Crypto Market Cycles: Accumulation, Markup, Distribution, Markdown
Published 2026-05-14
Classical market cycle theory, popularized in technical analysis literature well before cryptocurrency existed, describes asset prices as moving through four broad phases: accumulation (smart money quietly buying near a bottom, while sentiment remains poor), markup (price rises as more participants notice the trend), distribution (early buyers begin selling into strength near a top, while sentiment turns euphoric), and markdown (price declines as selling overwhelms buying, sentiment turns negative, and the cycle eventually resets toward accumulation).
Many crypto analysts map this framework onto Bitcoin's observed history, often aligning markup phases with the period following each halving event, distribution with cycle peaks, and markdown with the subsequent bear market, before a new accumulation phase begins ahead of the next halving.
This framework is descriptive and retrospective more than it is predictive — it's easier to identify which phase a market was in after the fact than to know with confidence which phase it's currently in while living through it.
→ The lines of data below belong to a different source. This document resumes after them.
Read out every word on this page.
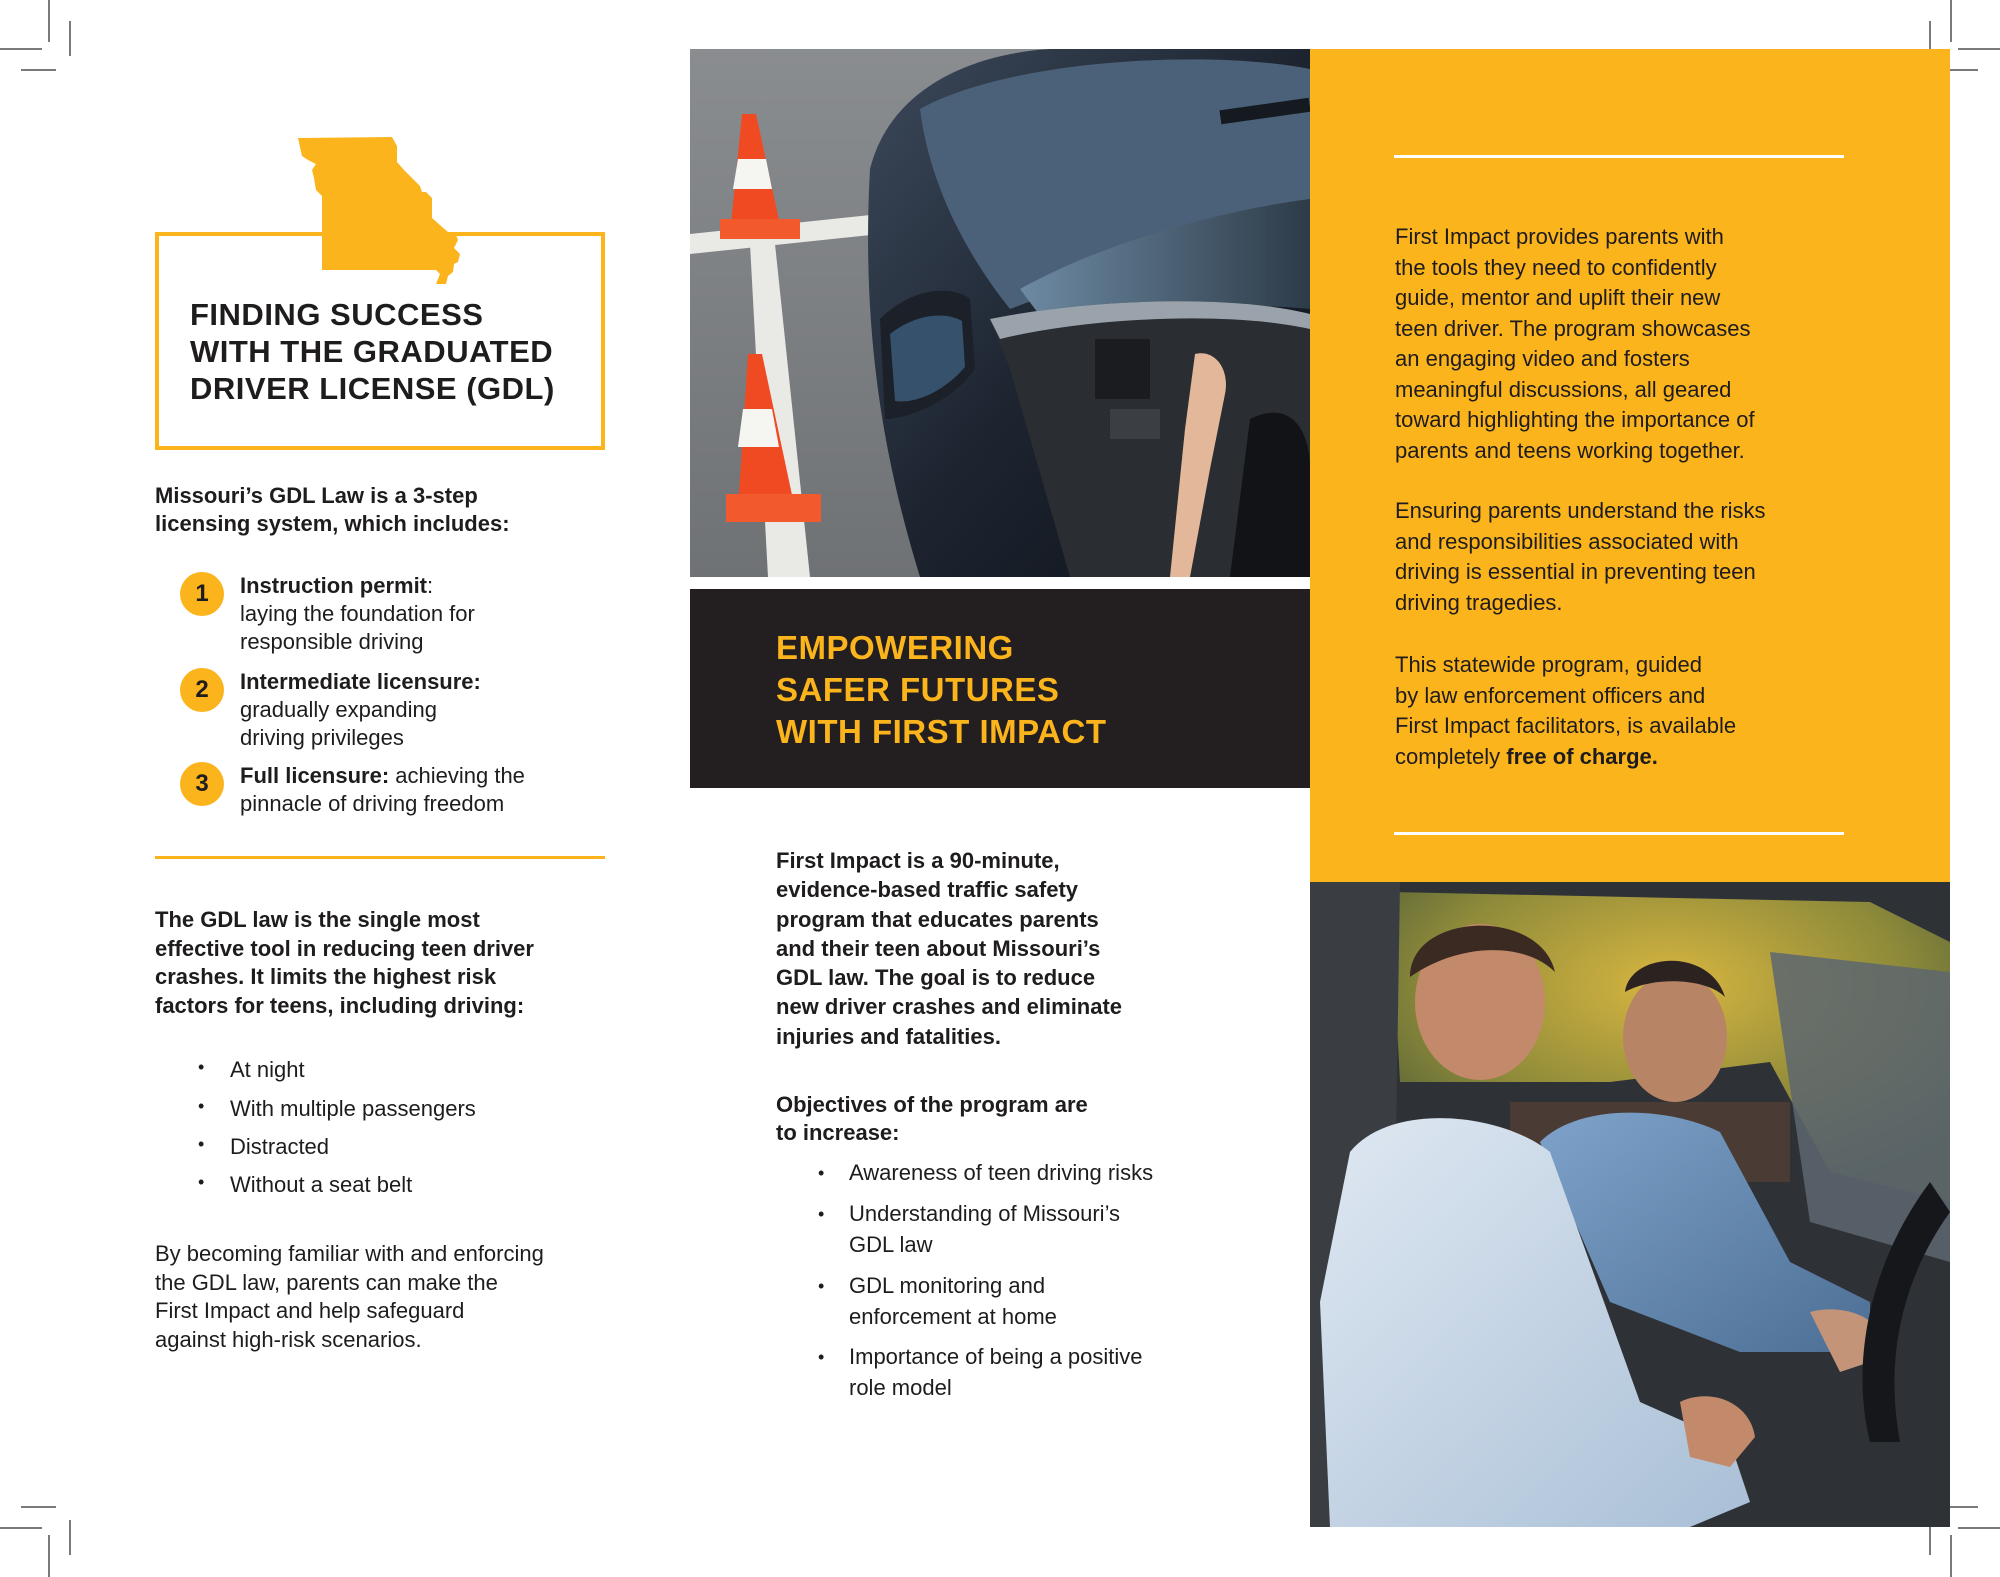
FINDING SUCCESS
WITH THE GRADUATED
DRIVER LICENSE (GDL)
Missouri’s GDL Law is a 3-step
licensing system, which includes:
1	Instruction permit:
laying the foundation for
responsible driving
2	Intermediate licensure:
gradually expanding
driving privileges
3	Full licensure: achieving the
pinnacle of driving freedom
The GDL law is the single most
effective tool in reducing teen driver
crashes. It limits the highest risk
factors for teens, including driving:
• At night
• With multiple passengers
• Distracted
• Without a seat belt
By becoming familiar with and enforcing
the GDL law, parents can make the
First Impact and help safeguard
against high-risk scenarios.
EMPOWERING
SAFER FUTURES
WITH FIRST IMPACT
First Impact is a 90-minute,
evidence-based traffic safety
program that educates parents
and their teen about Missouri’s
GDL law. The goal is to reduce
new driver crashes and eliminate
injuries and fatalities.
Objectives of the program are
to increase:
• Awareness of teen driving risks
• Understanding of Missouri’s
GDL law
• GDL monitoring and
enforcement at home
• Importance of being a positive
role model
First Impact provides parents with
the tools they need to confidently
guide, mentor and uplift their new
teen driver. The program showcases
an engaging video and fosters
meaningful discussions, all geared
toward highlighting the importance of
parents and teens working together.
Ensuring parents understand the risks
and responsibilities associated with
driving is essential in preventing teen
driving tragedies.
This statewide program, guided
by law enforcement officers and
First Impact facilitators, is available
completely free of charge.
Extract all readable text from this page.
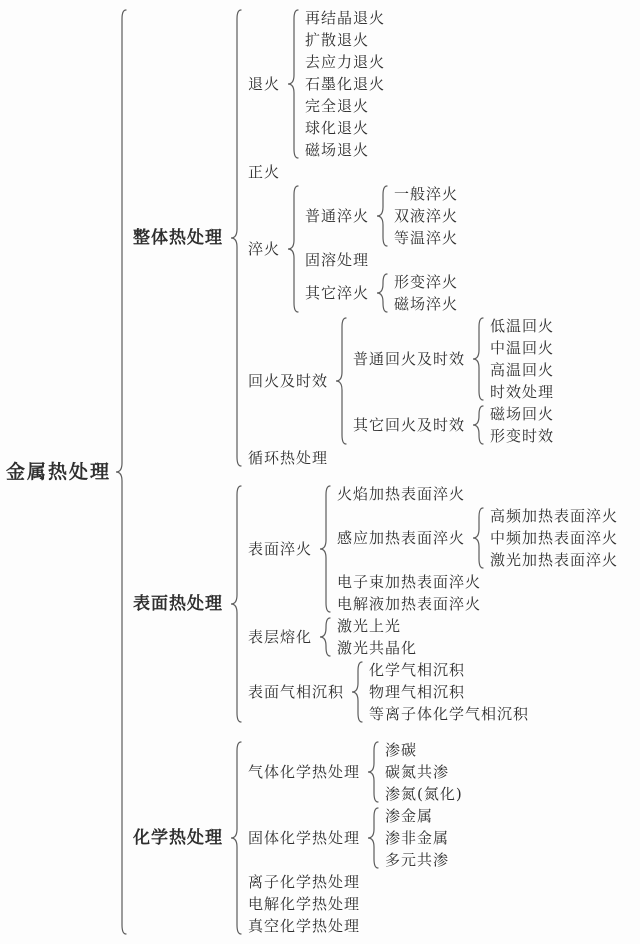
金属热处理
整体热处理
退火
再结晶退火
扩散退火
去应力退火
石墨化退火
完全退火
球化退火
磁场退火
正火
淬火
普通淬火
一般淬火
双液淬火
等温淬火
固溶处理
其它淬火
形变淬火
磁场淬火
回火及时效
普通回火及时效
低温回火
中温回火
高温回火
时效处理
其它回火及时效
磁场回火
形变时效
循环热处理
表面热处理
表面淬火
火焰加热表面淬火
感应加热表面淬火
高频加热表面淬火
中频加热表面淬火
激光加热表面淬火
电子束加热表面淬火
电解液加热表面淬火
表层熔化
激光上光
激光共晶化
表面气相沉积
化学气相沉积
物理气相沉积
等离子体化学气相沉积
化学热处理
气体化学热处理
渗碳
碳氮共渗
渗氮(氮化)
固体化学热处理
渗金属
渗非金属
多元共渗
离子化学热处理
电解化学热处理
真空化学热处理
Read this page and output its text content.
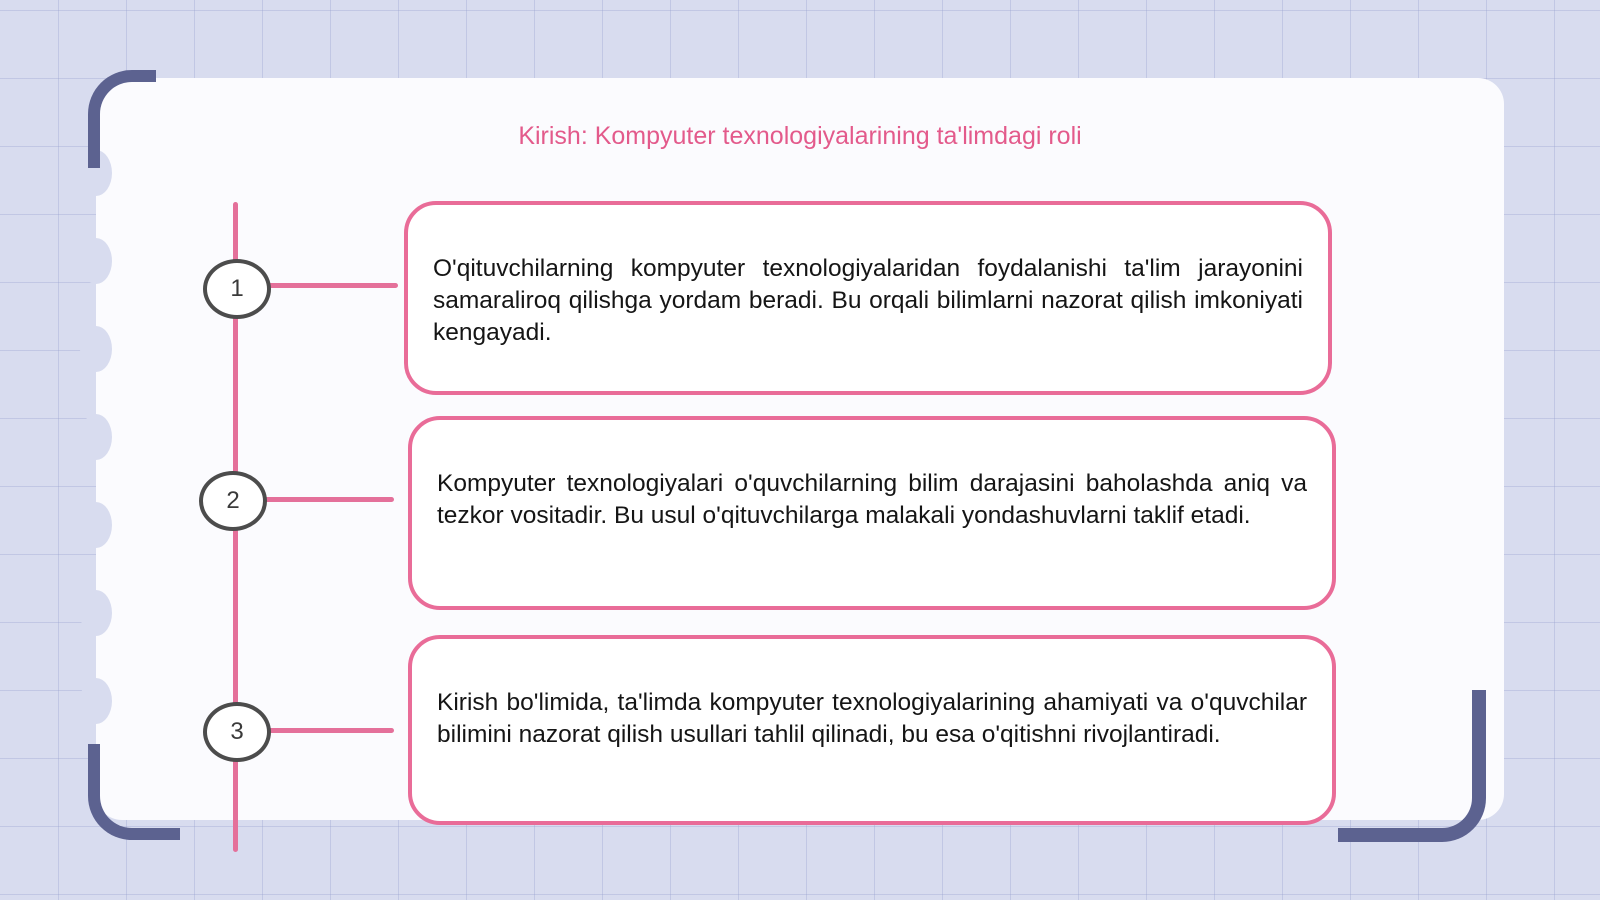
Kirish: Kompyuter texnologiyalarining ta'limdagi roli
1

O'qituvchilarning kompyuter texnologiyalaridan foydalanishi ta'lim jarayonini samaraliroq qilishga yordam beradi. Bu orqali bilimlarni nazorat qilish imkoniyati kengayadi.

2

Kompyuter texnologiyalari o'quvchilarning bilim darajasini baholashda aniq va tezkor vositadir. Bu usul o'qituvchilarga malakali yondashuvlarni taklif etadi.

3

Kirish bo'limida, ta'limda kompyuter texnologiyalarining ahamiyati va o'quvchilar bilimini nazorat qilish usullari tahlil qilinadi, bu esa o'qitishni rivojlantiradi.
That said, the general shape of the cycle has repeated across multiple Bitcoin halving periods, which is why it forms the conceptual basis for the four-phase model used in the Crypto Runway Calculator's simulations.
Because no one can know in advance exactly which phase the market will be in at the start of any individual's personal investment timeline, robust planning tools randomize the starting phase across simulations rather than assuming today's conditions will persist or that a specific future phase is guaranteed to arrive on schedule.
Frequently Asked Questions
Can you predict which phase the market is in right now?
Identifying the current phase in real time is inherently uncertain and a subject of ongoing debate among analysts; the four-phase framework is more useful as a historical descriptive lens than a reliable real-time indicator.
Does this cycle theory apply to all cryptocurrencies equally?
It's most directly associated with Bitcoin because of its fixed halving schedule. Other cryptocurrencies may exhibit correlated cyclical behavior due to Bitcoin's influence on the broader market, but they don't share the same fixed supply-issuance mechanism.